The approach provides no sure-bet win for plaintiffs. A 2007 ruling in the Ninth Circuit said arbitrators “possess broad discretion to determine when they should apply offensive non-mutual collateral estoppel.” The appeals panel pointed to the Supreme Court's 1979 decision in Parklane Hosiery.
In a 2012 class certification appeal in a disparate impact discrimination case, then-Judge Richard Posner, writing for a Seventh Circuit panel, recognized the availability of the approach. He noted that litigation involving potentially hundreds of suits for backpay “will be more complex if, until issue or claim preclusion sets in, the question whether Merrill Lynch has violated the anti-discrimination statutes must be determined anew in each case.”
|Looking for State and Local Action
State and local laws provide another possible avenue for workers with wage-and-hour and discrimination claims, said employee counsel Davida Perry of New York's Schwartz Perry & Heller.
“Most states have their own human rights law,” Perry said. “We have a [New York] state law, which is not terrific, but a New York City law that is robust and includes punitive damages, attorney fees and uncapped compensatory damages. There may be expansive local and state laws that provide relief.”
Arbitration, Perry said, is still “a viable place” to bring a claim. “I don't turn people away because they signed an arbitration agreement. The Supreme Court decision was a real setback, but we're not going out of business. My phones are still ringing.”
In California, collective claims from employees are permitted under the California Private Attorneys General Act. The California Supreme Court has held that class action waivers don't apply to statutory claims brought under that act.
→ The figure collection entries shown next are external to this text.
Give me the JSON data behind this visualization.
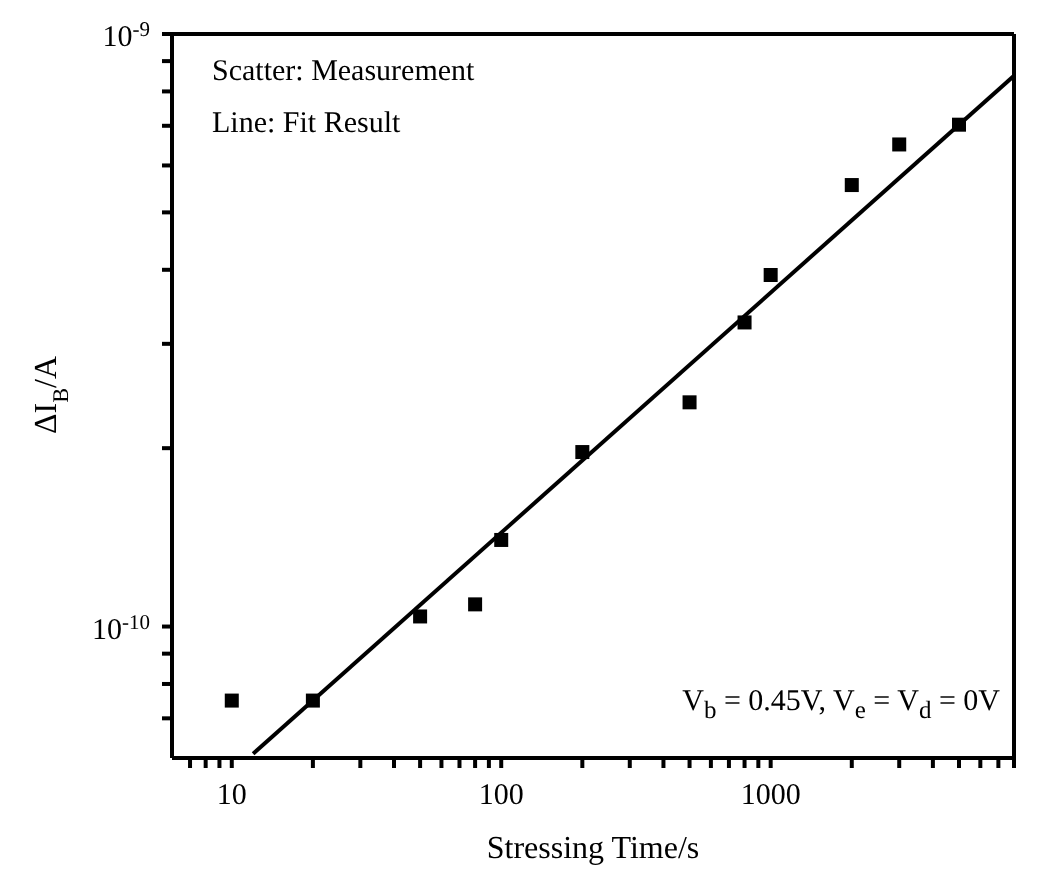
{
  "chart_data": {
    "type": "scatter",
    "xlabel": "Stressing Time/s",
    "ylabel": "ΔI$_{B}$/A",
    "log": "xy",
    "xlim": [
      6,
      8000
    ],
    "xticks": [
      {
        "value": 7,
        "label": null
      },
      {
        "value": 8,
        "label": null
      },
      {
        "value": 9,
        "label": null
      },
      10,
      {
        "value": 20,
        "label": null
      },
      {
        "value": 30,
        "label": null
      },
      {
        "value": 40,
        "label": null
      },
      {
        "value": 50,
        "label": null
      },
      {
        "value": 60,
        "label": null
      },
      {
        "value": 70,
        "label": null
      },
      {
        "value": 80,
        "label": null
      },
      {
        "value": 90,
        "label": null
      },
      100,
      {
        "value": 200,
        "label": null
      },
      {
        "value": 300,
        "label": null
      },
      {
        "value": 400,
        "label": null
      },
      {
        "value": 500,
        "label": null
      },
      {
        "value": 600,
        "label": null
      },
      {
        "value": 700,
        "label": null
      },
      {
        "value": 800,
        "label": null
      },
      {
        "value": 900,
        "label": null
      },
      1000,
      {
        "value": 2000,
        "label": null
      },
      {
        "value": 3000,
        "label": null
      },
      {
        "value": 4000,
        "label": null
      },
      {
        "value": 5000,
        "label": null
      },
      {
        "value": 6000,
        "label": null
      },
      {
        "value": 7000,
        "label": null
      },
      {
        "value": 8000,
        "label": null
      }
    ],
    "ylim": [
      6e-11,
      1e-09
    ],
    "yticks": [
      {
        "value": 7e-11,
        "label": null
      },
      {
        "value": 8e-11,
        "label": null
      },
      {
        "value": 9e-11,
        "label": null
      },
      {
        "value": 1e-10,
        "label": "10$^{-10}$"
      },
      {
        "value": 2e-10,
        "label": null
      },
      {
        "value": 3e-10,
        "label": null
      },
      {
        "value": 4e-10,
        "label": null
      },
      {
        "value": 5e-10,
        "label": null
      },
      {
        "value": 6e-10,
        "label": null
      },
      {
        "value": 7e-10,
        "label": null
      },
      {
        "value": 8e-10,
        "label": null
      },
      {
        "value": 9e-10,
        "label": null
      },
      {
        "value": 1e-09,
        "label": "10$^{-9}$"
      }
    ],
    "series": [
      {
        "color": "#000000",
        "marker": "square",
        "x": [
          10,
          20,
          50,
          80,
          100,
          200,
          500,
          800,
          1000,
          2000,
          3000,
          5000
        ],
        "values": [
          7.5e-11,
          7.5e-11,
          1.04e-10,
          1.09e-10,
          1.4e-10,
          1.97e-10,
          2.39e-10,
          3.26e-10,
          3.92e-10,
          5.56e-10,
          6.51e-10,
          7.03e-10
        ]
      },
      {
        "type": "line",
        "color": "#000000",
        "marker": "none",
        "line_style": "solid",
        "x": [
          12,
          8000
        ],
        "values": [
          6.1e-11,
          8.5e-10
        ]
      }
    ],
    "annotations": [
      "Scatter: Measurement",
      "Line: Fit Result",
      "V$_{b}$ = 0.45V,  V$_{e}$ = V$_{d}$ = 0V"
    ]
  }
}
“What the plaintiffs bar is doing in response is they drop all the class claims so they're not forced into arbitration and all the individual claims and they bring claims on behalf of all workers under the California private attorney general act,” said James Evans Jr., partner at Alston & Bird in Los Angeles. “Most of the money recovered goes to the state so there's no real upside for individual employees. This is really a plaintiff bar-inspired strategy.”
Evans said the logic of the Supreme Court's decision Monday in Epic Systems should apply to the management-side employment bar's ongoing effort to overturn the California Supreme Court decision.
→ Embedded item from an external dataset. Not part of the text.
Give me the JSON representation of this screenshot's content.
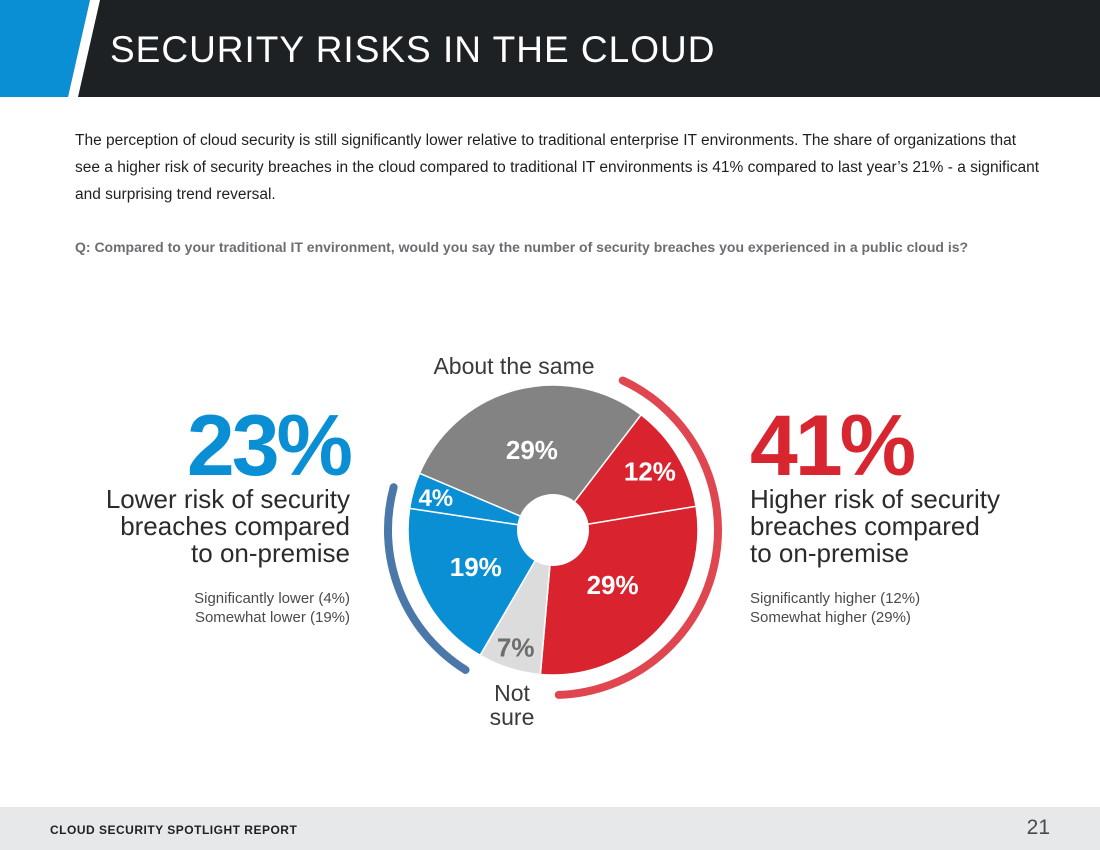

Where estoppel, Congress and state and local laws might fall short, there is the refrain from Ginsburg's dissent—”strength in numbers.” But in a different way, said Cyrus Mehri of Washington's Mehri & Skalet, the civil rights firm.
“I think there are pockets of workers who have more leverage here,” Mehri said. “Law students at elite law schools are asking for transparency from big law firms—whether they have forced arbitration. People who are in demand, like those in tech, if they organize, they can ask for transparency. It's a form of accountability.”
Big companies that are federal contractors were barred from having forced arbitration under an Obama administration executive order, Mehri said. President Donald Trump rescinded it, but another Democratic or moderate Republican president could reinstate it, he added.
“If you're a general counsel to a federal contractor, you can't with certainty feel this landscape has been resolved,” Mehri said. “What are you going to do? Have it in place this year but not for another year? It creates chaos.”